In 104 actual pages, Caryn Rose makes a convincing case for the divergent interests of US and European rock audiences, shadowing Springsteen and the E Street Band across Europe on their Wrecking Ball tour. From Paris and Prague to London and Dublin, Rose creates brief concert memoirs with a focus on vignettes. She illustrates how very different the EU eye and ear are -- psychographically and demographically -- from American audiences. The Americans, driven more by commercialism, easily distracted, more spotty in cultural literacy, seem oafish compared to the Europeans-- at least in this particular work.
Having seen the Wrecking Ball Tour two weeks ago in America, I found our audience of 20,000 far more participant, respectful and exuberant than Rose's characterization. Still, Rose knows her topic, and has seen enough Springsteen through her editorial work in BACKSTREETS, to admit exceptions to her rules.

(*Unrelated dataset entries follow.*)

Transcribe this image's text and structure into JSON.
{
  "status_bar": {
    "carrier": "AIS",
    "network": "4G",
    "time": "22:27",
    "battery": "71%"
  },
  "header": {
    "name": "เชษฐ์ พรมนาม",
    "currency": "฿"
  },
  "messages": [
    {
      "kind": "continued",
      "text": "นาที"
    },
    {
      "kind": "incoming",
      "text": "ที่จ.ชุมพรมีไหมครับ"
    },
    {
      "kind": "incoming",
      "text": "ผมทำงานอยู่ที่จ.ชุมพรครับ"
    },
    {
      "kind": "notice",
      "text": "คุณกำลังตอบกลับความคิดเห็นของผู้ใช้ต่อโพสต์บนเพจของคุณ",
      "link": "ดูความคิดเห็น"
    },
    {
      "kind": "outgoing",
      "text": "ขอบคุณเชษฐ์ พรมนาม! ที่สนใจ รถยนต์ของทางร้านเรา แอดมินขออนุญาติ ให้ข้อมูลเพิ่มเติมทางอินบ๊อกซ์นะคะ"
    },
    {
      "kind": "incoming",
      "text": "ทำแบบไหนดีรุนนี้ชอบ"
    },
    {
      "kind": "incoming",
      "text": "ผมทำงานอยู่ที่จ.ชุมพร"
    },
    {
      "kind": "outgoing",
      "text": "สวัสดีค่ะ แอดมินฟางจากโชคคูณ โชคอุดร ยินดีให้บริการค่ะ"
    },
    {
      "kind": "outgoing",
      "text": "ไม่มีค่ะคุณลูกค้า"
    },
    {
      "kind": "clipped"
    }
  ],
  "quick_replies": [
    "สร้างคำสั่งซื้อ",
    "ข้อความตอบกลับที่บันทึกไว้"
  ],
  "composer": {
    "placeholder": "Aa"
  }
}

She is a brisk, economical writer with a wonderful eye for detail and thirst to learn more about the sites she visits. She treats Springsteen and the Band with respect instead of adoration, and through her shadow experiment, emphasizes what a positive, potent force these fine musicians are at their best.
More a series of essays, or a brief collection of articles than a "book," the author errs by writing such a brief work about such a large topic. I felt shorted. I had too many unanswered questions, and was put off to find that 20% of the text was a pitch for Rose's upcoming novel. Not a smart choice in this case.
Still, RAISE YOUR HAND is an inexpensive, well-produced, must-have for any Springsteen fan. Had this been a longer work, or had Rose created a longer collective work including some of her own essays, this might have been a really significant read.
Buy it if you enjoy well-crafted rock journalism, and keep an eye on this writer,especially her non-fiction. I expect to see her name again on a far more substantial book.